En algún sentido con las familias pasa lo mismo (aunque Cien años de soledad intenta hacer eso: contar el principio y el final de un apellido). En otro, hay algo que se siente un poquito más estructurado, aunque sea porque el número mágico de la narración, en mi humilde y cuadrada opinión, es el tres (por la introducción, el conflicto y el desenlace). En general son tres las generaciones que llegan a convivir en una familia; es fácil sentir de chico que uno es el desenlace de una historia que empezó mucho antes, y ver cómo un día nos convertimos en el conflicto. Pienso que de lo más extraño de la maternidad debe ser ir intuyendo el siguiente paso; la sensación de que una también es la preparación para la vida de otro, de que una puede ser, además de protagonista, prólogo.

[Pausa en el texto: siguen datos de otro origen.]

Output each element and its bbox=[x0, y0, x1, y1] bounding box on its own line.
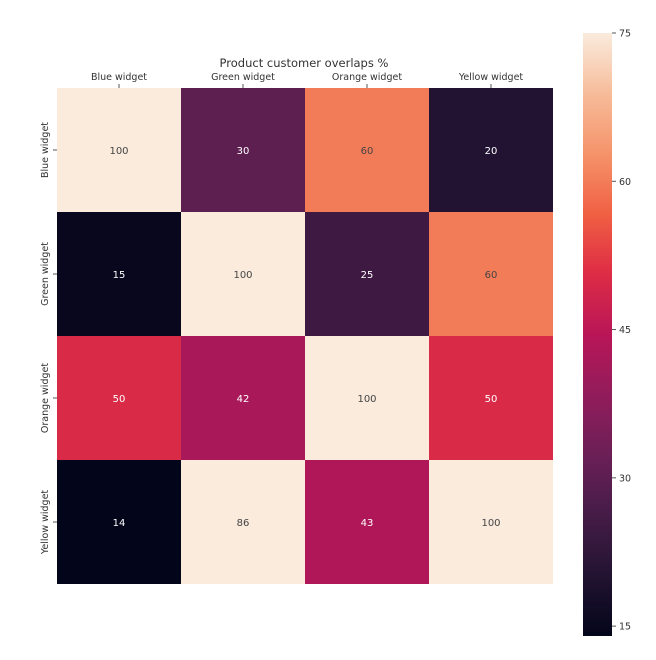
cell-label: 50 bbox=[113, 394, 126, 405]
chart-title: Product customer overlaps % bbox=[220, 56, 389, 70]
cell-label: 100 bbox=[481, 518, 500, 529]
colorbar bbox=[583, 33, 612, 636]
cell-label: 15 bbox=[113, 270, 126, 281]
cell-label: 42 bbox=[237, 394, 250, 405]
x-tick-label: Blue widget bbox=[91, 72, 147, 83]
heatmap-cell bbox=[305, 88, 429, 212]
y-tick-label: Yellow widget bbox=[40, 490, 51, 556]
heatmap-cell bbox=[429, 88, 553, 212]
heatmap-cell bbox=[181, 212, 305, 336]
cell-label: 60 bbox=[361, 146, 374, 157]
cell-label: 50 bbox=[485, 394, 498, 405]
cell-label: 25 bbox=[361, 270, 374, 281]
y-tick-label: Orange widget bbox=[40, 363, 51, 433]
heatmap-cell bbox=[305, 336, 429, 460]
colorbar-tick-label: 30 bbox=[619, 473, 631, 484]
heatmap-cell bbox=[181, 460, 305, 584]
x-tick-label: Green widget bbox=[211, 72, 275, 83]
heatmap-cell bbox=[305, 460, 429, 584]
heatmap-cell bbox=[181, 336, 305, 460]
heatmap-cell bbox=[429, 460, 553, 584]
heatmap-cell bbox=[57, 336, 181, 460]
heatmap-cell bbox=[57, 212, 181, 336]
cell-label: 60 bbox=[485, 270, 498, 281]
cell-label: 30 bbox=[237, 146, 250, 157]
colorbar-tick-label: 15 bbox=[619, 622, 631, 633]
cell-label: 43 bbox=[361, 518, 374, 529]
colorbar-tick-label: 75 bbox=[619, 29, 631, 40]
cell-label: 86 bbox=[237, 518, 250, 529]
x-tick-label: Orange widget bbox=[332, 72, 402, 83]
colorbar-tick-label: 60 bbox=[619, 177, 631, 188]
heatmap-cell bbox=[429, 336, 553, 460]
heatmap-cell bbox=[57, 460, 181, 584]
cell-label: 14 bbox=[113, 518, 126, 529]
cell-label: 100 bbox=[109, 146, 128, 157]
heatmap-cell bbox=[429, 212, 553, 336]
heatmap-cell bbox=[181, 88, 305, 212]
colorbar-tick-label: 45 bbox=[619, 325, 631, 336]
heatmap-cell bbox=[305, 212, 429, 336]
y-tick-label: Green widget bbox=[40, 242, 51, 306]
heatmap-cell bbox=[57, 88, 181, 212]
y-tick-label: Blue widget bbox=[40, 122, 51, 178]
cell-label: 20 bbox=[485, 146, 498, 157]
x-tick-label: Yellow widget bbox=[458, 72, 524, 83]
cell-label: 100 bbox=[357, 394, 376, 405]
cell-label: 100 bbox=[233, 270, 252, 281]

Iba a empezar esta serie de columnas (que serán salteadas, esporádicas: tampoco quiero aburrir insistiendo todas las semanas con mi proyectito) con una relectura de Mansfield Park, una de las primeras novelas familiares que leí, pero creo que mejor introducir una variable qué estará rondando todo el asunto: qué significa querer escribir una novela familiar en el momento en que todos hablan de las familias. De la crisis de la familia, de la crisis de la natalidad, de la pregunta por qué es una familia, qué puede reemplazarla o para qué sirve. En la época en que se escribió Mansfield Park las familias eran fundamentalmente dos cosas: organizaciones productivas y redes de cuidado. Los hijos eran mano de obra para sus padres, heredaban sus oficios o sus propiedades para manejarlas; quienes llegaban a ancianos vivían en las mismas casas que sus hijos. Una solterona como Jane Austen, que hoy sería una de esas mujeres sin familia y llenas de gatos que denigra Donald Trump, estaba dedicada a cuidar a sus sobrinos; probablemente cumplía con tantas tareas de cuidado como su hermana casada, más allá de que su posición les permitiera mantener a unos algunos sirvientes.

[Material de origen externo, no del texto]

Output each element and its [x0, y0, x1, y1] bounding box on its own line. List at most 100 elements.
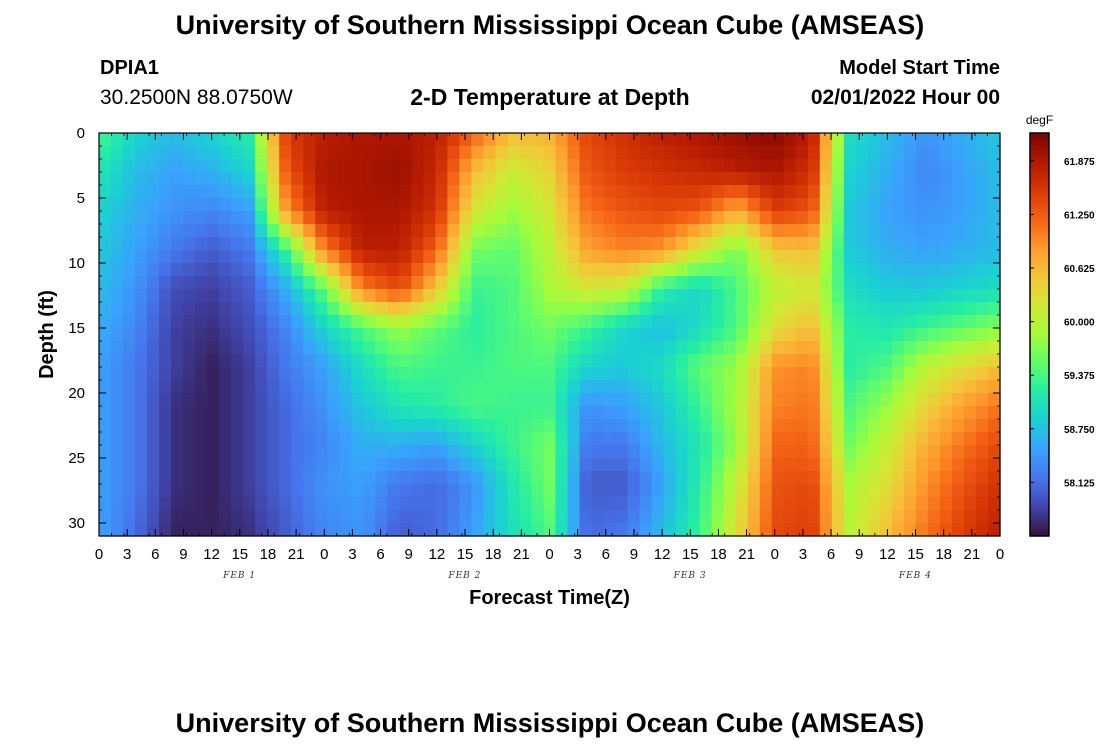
heatmap-cell	[315, 211, 328, 225]
heatmap-cell	[699, 185, 713, 199]
heatmap-cell	[783, 250, 797, 264]
heatmap-cell	[555, 302, 569, 316]
heatmap-cell	[195, 328, 208, 342]
heatmap-cell	[843, 445, 857, 459]
heatmap-cell	[507, 198, 521, 212]
heatmap-cell	[975, 341, 989, 355]
heatmap-cell	[903, 354, 917, 368]
heatmap-cell	[399, 445, 412, 459]
heatmap-cell	[471, 341, 485, 355]
heatmap-cell	[231, 250, 244, 264]
heatmap-cell	[471, 445, 485, 459]
heatmap-cell	[579, 445, 593, 459]
heatmap-cell	[723, 237, 737, 251]
heatmap-cell	[519, 471, 533, 485]
heatmap-cell	[339, 432, 352, 446]
heatmap-cell	[891, 263, 905, 277]
heatmap-cell	[531, 289, 545, 303]
heatmap-cell	[339, 367, 352, 381]
heatmap-cell	[267, 510, 280, 524]
heatmap-cell	[231, 380, 244, 394]
heatmap-cell	[579, 419, 593, 433]
heatmap-cell	[735, 419, 749, 433]
heatmap-cell	[267, 432, 280, 446]
heatmap-cell	[435, 315, 448, 329]
heatmap-cell	[903, 432, 917, 446]
heatmap-cell	[927, 458, 941, 472]
heatmap-cell	[579, 458, 593, 472]
x-tick-label: 0	[320, 546, 328, 563]
heatmap-cell	[171, 211, 184, 225]
heatmap-cell	[927, 484, 941, 498]
heatmap-cell	[99, 250, 112, 264]
heatmap-cell	[243, 341, 256, 355]
heatmap-cell	[843, 510, 857, 524]
heatmap-cell	[111, 328, 124, 342]
heatmap-cell	[867, 263, 881, 277]
heatmap-cell	[927, 367, 941, 381]
heatmap-cell	[579, 263, 593, 277]
heatmap-cell	[315, 289, 328, 303]
heatmap-cell	[663, 224, 677, 238]
heatmap-cell	[243, 445, 256, 459]
heatmap-cell	[519, 328, 533, 342]
heatmap-cell	[435, 380, 448, 394]
heatmap-cell	[555, 146, 569, 160]
heatmap-cell	[339, 393, 352, 407]
heatmap-cell	[699, 146, 713, 160]
heatmap-cell	[723, 289, 737, 303]
heatmap-cell	[795, 198, 809, 212]
heatmap-cell	[963, 341, 977, 355]
heatmap-cell	[99, 497, 112, 511]
heatmap-cell	[927, 211, 941, 225]
heatmap-cell	[771, 315, 785, 329]
heatmap-cell	[855, 510, 869, 524]
heatmap-cell	[819, 328, 833, 342]
heatmap-cell	[99, 224, 112, 238]
heatmap-cell	[975, 354, 989, 368]
heatmap-cell	[675, 276, 689, 290]
heatmap-cell	[207, 237, 220, 251]
heatmap-cell	[183, 341, 196, 355]
heatmap-cell	[975, 263, 989, 277]
heatmap-cell	[183, 393, 196, 407]
heatmap-cell	[423, 341, 436, 355]
heatmap-cell	[243, 510, 256, 524]
heatmap-cell	[783, 146, 797, 160]
heatmap-cell	[939, 510, 953, 524]
heatmap-cell	[207, 419, 220, 433]
heatmap-cell	[579, 354, 593, 368]
heatmap-cell	[507, 393, 521, 407]
heatmap-cell	[759, 198, 773, 212]
heatmap-cell	[207, 510, 220, 524]
heatmap-cell	[423, 250, 436, 264]
heatmap-cell	[495, 510, 509, 524]
heatmap-cell	[795, 497, 809, 511]
heatmap-cell	[291, 510, 304, 524]
heatmap-cell	[855, 250, 869, 264]
heatmap-cell	[327, 354, 340, 368]
heatmap-cell	[567, 523, 581, 537]
heatmap-cell	[891, 172, 905, 186]
heatmap-cell	[819, 393, 833, 407]
heatmap-cell	[483, 523, 497, 537]
heatmap-cell	[675, 159, 689, 173]
heatmap-cell	[675, 250, 689, 264]
heatmap-cell	[363, 172, 376, 186]
heatmap-cell	[567, 445, 581, 459]
heatmap-cell	[867, 497, 881, 511]
heatmap-cell	[159, 328, 172, 342]
heatmap-cell	[231, 510, 244, 524]
heatmap-cell	[675, 315, 689, 329]
heatmap-cell	[459, 250, 473, 264]
heatmap-cell	[231, 328, 244, 342]
heatmap-cell	[735, 367, 749, 381]
heatmap-cell	[891, 393, 905, 407]
heatmap-cell	[927, 276, 941, 290]
heatmap-cell	[231, 406, 244, 420]
heatmap-cell	[819, 211, 833, 225]
heatmap-cell	[819, 497, 833, 511]
heatmap-cell	[231, 458, 244, 472]
heatmap-cell	[375, 146, 388, 160]
heatmap-cell	[855, 276, 869, 290]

De esas dos cosas que eran las familias en el siglo XIX ya definitivamente no son la primera; el trabajo productivo está divorciado de la dimensión familiar. Lo segundo está un poco por verse; los cuidados de los ancianos están en las clases medias y altas, casi totalmente tercerizados; los de los niños mucho menos, pero ya no es obligatorio tenerlos, ni casarse y “armar familia” (o mantenerla armada) para tenerlos.

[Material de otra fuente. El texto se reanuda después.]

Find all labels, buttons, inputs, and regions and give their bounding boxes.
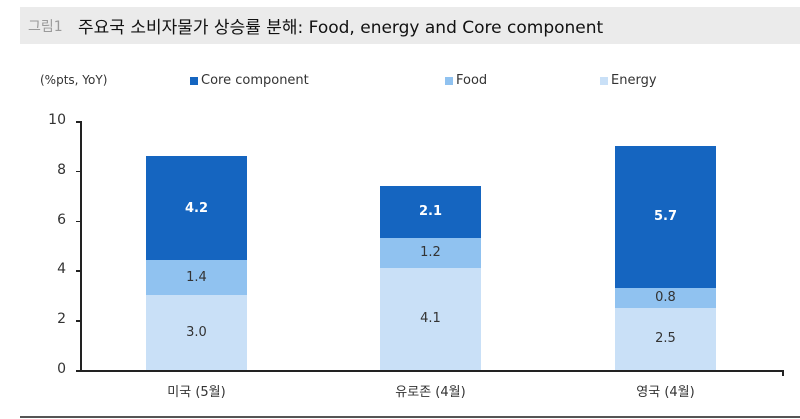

Las grandes novelas familiares del siglo XIX dan a la familia por hecha: la piensan, pero a la vez la suponen. La angustia de escribir sobre la familia en el siglo XIX es la angustia de lo inescapable; la del siglo XX, en cambio, es la angustia opuesta. Escribir una novela familiar en el siglo XXI es necesariamente mirarla como a un artefacto extraño, como uno de esos muebles gigantes que tenían las abuelas y ya no entran en nuestros departamentos diminutos.